T2Il fait figure d’ancien, avec ce regard particulier sur ces jeunes : « qui commencent à ouvrir les yeux sur la réalité du lieu ». Son expérience personnelle l’a amené à couper le lien : « j’habite plus ici depuis 2009, je passe un peu voir la famille les potes, mais j’avoue que dès que tu pars d’ici, tu ne peux plus y revenir vivre ». Un jeune interpelle Ouari : « Mais pourquoi partir ? Il y a tout ce qu’il faut ici ». L’ancien me regarde est m’explique : « pour certains encore ce barrer d’ici, c’est le risque de s’ennuyer, alors que c’est le contraire qu’il faut voir ».

Pressé, Ouari me laisse un dernier mot : « Quand tu viens des Tarterêts, et que tu veux te démerder, les choses que t’entends le plus dans ta vie c’est « on vous rappelle, on vous tient au courant »». On klaxonne pour dire bonjour, certaines voitures ralentissent, les vitres gauches se baissent, on me regarde écouter les discussions « c’est qui lui ?». Jusqu’à ce que deux véhicules se garent tout près de nous. « Pourquoi tu fais ça ? Tu cherches les emmerdes toi ! Tu veux que je te raconte quoi ? Tu veux que je te parle ? Moi ? Je suis le fils de Bechter ». Tout le groupe éclate de rire. « Dites-lui que si je parle il va devenir fou ».

« Vas-y enregistre bien ce que je vais dire »

Un des nouveaux arrivants sourit en apprenant mes origines lyonnaises, une région qu’il connait bien et qu’il commente au reste du groupe : « j’ai vu des quartiers dans le 69 mon frère, c’est catastrophique, ici il faut dire hamdoulah, il nous reste un peu de verdure ». Youssef à 28 ans, sourire curieux quand il me demande pourquoi je laisse pousser ma barbe. L’hypothèse que je sois un « indic » est soulevée sans son aval : « Regardez bien sa gueule les gars ». Il redevient sérieux d’un coup « Vas-y enregistre bien ce que je vais dire ».

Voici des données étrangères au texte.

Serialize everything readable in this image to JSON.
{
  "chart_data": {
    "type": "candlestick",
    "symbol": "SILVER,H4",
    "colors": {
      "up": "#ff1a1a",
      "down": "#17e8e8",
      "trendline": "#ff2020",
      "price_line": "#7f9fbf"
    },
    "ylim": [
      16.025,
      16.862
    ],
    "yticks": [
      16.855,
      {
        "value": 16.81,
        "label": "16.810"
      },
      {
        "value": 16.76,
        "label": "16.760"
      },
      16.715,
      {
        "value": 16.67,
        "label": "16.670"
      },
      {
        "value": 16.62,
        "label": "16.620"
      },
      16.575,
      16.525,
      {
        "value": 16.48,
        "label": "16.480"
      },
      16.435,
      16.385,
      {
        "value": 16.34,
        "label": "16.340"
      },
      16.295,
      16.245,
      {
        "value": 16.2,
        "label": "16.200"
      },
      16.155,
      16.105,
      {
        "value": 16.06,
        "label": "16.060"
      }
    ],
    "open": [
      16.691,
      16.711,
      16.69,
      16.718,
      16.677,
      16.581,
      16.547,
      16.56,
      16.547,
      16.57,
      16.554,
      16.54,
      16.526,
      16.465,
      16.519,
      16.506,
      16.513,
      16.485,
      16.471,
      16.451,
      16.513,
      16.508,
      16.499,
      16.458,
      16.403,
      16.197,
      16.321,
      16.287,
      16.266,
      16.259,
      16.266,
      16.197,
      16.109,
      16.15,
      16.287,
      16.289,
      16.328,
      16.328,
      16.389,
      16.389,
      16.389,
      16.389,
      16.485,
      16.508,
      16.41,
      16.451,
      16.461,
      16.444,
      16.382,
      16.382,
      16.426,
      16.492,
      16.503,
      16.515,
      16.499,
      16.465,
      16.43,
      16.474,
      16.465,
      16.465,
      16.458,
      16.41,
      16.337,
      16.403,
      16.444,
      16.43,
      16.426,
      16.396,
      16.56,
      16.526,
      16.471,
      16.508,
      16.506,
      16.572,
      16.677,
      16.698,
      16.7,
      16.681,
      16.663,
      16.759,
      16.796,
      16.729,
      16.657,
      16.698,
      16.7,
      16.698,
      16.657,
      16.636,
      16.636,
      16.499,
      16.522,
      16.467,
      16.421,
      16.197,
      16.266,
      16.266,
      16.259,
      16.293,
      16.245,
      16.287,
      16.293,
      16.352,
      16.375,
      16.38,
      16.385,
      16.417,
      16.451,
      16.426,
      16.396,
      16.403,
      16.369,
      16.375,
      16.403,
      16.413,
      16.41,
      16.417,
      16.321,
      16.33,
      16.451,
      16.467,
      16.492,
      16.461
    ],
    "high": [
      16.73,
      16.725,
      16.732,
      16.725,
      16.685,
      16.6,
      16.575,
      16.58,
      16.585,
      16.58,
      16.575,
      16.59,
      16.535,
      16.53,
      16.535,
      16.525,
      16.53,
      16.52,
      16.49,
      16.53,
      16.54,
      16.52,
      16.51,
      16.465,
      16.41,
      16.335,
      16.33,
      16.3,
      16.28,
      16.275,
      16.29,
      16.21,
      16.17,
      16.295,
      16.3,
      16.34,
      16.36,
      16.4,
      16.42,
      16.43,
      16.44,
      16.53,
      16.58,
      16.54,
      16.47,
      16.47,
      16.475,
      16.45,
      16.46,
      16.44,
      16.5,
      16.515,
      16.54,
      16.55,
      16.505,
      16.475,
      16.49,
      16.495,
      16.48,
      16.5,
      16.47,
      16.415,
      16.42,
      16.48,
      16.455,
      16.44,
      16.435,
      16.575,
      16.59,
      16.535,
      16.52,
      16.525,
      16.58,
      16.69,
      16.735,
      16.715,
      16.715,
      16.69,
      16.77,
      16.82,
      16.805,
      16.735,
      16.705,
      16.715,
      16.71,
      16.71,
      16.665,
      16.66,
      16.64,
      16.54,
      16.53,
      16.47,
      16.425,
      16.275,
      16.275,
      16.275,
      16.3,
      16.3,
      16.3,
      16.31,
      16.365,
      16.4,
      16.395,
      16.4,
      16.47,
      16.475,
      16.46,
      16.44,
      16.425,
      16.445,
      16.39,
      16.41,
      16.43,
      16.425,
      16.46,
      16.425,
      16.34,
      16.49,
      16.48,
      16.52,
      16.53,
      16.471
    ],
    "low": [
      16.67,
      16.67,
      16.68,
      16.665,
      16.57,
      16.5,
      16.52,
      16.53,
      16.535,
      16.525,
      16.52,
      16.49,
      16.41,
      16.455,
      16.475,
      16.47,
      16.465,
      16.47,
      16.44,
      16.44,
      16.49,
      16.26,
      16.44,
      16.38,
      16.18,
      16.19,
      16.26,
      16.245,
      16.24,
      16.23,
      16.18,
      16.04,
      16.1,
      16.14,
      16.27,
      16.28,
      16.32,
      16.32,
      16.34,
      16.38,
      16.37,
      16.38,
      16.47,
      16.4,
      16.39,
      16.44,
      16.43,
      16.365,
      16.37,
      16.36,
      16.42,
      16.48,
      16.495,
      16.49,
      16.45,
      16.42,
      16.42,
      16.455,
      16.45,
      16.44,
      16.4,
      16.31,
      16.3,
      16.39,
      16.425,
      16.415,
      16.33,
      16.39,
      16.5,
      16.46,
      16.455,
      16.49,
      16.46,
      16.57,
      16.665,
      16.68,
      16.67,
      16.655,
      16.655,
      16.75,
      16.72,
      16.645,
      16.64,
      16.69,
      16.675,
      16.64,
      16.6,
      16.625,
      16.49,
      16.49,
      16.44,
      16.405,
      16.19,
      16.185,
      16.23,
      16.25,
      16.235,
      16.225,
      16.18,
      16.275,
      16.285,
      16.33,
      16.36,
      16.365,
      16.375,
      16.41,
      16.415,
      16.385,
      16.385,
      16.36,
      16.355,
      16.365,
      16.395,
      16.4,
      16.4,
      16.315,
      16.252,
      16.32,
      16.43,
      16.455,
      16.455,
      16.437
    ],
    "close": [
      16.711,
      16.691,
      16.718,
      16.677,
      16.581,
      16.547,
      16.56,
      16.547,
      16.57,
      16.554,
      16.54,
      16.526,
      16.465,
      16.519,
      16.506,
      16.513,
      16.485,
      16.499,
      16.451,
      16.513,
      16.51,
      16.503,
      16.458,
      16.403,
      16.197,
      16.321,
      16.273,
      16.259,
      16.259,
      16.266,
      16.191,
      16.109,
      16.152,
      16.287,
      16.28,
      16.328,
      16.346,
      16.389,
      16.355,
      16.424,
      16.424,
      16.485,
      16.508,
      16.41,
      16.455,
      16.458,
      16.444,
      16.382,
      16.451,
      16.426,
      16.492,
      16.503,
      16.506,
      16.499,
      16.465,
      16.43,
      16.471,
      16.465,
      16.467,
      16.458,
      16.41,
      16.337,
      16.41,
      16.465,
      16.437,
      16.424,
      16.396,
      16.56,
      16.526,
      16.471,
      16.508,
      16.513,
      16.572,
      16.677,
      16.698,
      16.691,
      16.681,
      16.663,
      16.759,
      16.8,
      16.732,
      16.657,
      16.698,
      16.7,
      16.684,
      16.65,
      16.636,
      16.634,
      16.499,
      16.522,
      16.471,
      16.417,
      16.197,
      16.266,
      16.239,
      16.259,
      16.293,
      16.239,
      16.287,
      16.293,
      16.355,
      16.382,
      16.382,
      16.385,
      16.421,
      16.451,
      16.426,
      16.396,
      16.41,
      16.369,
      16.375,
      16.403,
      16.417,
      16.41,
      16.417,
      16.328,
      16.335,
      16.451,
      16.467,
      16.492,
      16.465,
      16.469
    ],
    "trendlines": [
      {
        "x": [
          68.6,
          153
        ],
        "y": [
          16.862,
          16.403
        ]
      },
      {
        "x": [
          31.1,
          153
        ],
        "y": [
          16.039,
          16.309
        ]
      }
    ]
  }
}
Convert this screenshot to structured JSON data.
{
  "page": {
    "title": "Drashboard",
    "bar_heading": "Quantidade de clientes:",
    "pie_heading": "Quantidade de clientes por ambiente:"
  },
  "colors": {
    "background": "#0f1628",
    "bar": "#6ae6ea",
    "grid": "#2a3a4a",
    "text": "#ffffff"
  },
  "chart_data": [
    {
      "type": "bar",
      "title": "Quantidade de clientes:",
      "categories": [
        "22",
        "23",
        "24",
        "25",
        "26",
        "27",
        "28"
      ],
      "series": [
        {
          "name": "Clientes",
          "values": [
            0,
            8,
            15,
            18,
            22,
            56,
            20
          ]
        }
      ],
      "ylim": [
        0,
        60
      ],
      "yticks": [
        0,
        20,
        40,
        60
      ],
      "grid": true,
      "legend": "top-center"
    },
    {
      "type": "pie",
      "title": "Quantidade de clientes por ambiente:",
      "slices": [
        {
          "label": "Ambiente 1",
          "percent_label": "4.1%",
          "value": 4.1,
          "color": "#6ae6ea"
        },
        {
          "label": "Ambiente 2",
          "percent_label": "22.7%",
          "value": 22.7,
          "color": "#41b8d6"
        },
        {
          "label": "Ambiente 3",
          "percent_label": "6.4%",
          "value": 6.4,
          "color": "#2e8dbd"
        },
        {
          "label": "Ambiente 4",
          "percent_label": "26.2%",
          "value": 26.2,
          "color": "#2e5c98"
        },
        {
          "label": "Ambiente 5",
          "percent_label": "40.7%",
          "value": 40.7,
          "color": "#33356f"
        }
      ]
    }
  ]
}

« Ça fait 25 ans que je suis ici, c’est pas mal, j’ai vu l’évolution de la ville, du quartier. Moi quand j’avais 15 ans je ne m’ennuyais pas. En 2014, je vois les petits c’est l’ennui qui les tue. C’est en Mairie que les activités sont décidées avec les associations, ici elles existent juste pour prendre du fric ! ». Pour Youssef, la politique est une chose importante : « Nous sommes tous des politiques, nous décidons de tout. Le problème ici, c’est l’instruction, va demander à un gars d’ici la différence entre un parti communiste et un parti comme l’UMP ».

Il explique l’importance du vote, tout le groupe se met à pester contre ses propos, il se défend : « Arrêtez, avant tout quand tu votes pour quelqu’un tu ne votes pas pour une personne, tu votes pour une équipe, mais cette équipe a tendance à t’oublier ». Un des jeunes qui m’intriguait avec cette fameuse veste EA7 l’interpelle: « Tu veux voter pour des systèmes mafieux comme l’ancien maire ? On a tous voté Hollande ici, qu’est ce qu’on a gratté? Hein ? »

Comme si je n’allais plus jamais revenir ici, Youssef me tient par l’épaule : « Le quartier, tu ne pourras jamais le comprendre, sans quelques infos de base. Certains ont fuit parce qu’il n’y avait plus la joie de vivre et une poignée de blindés ont profité de la faiblesse du peuple pour contrôler la zone ».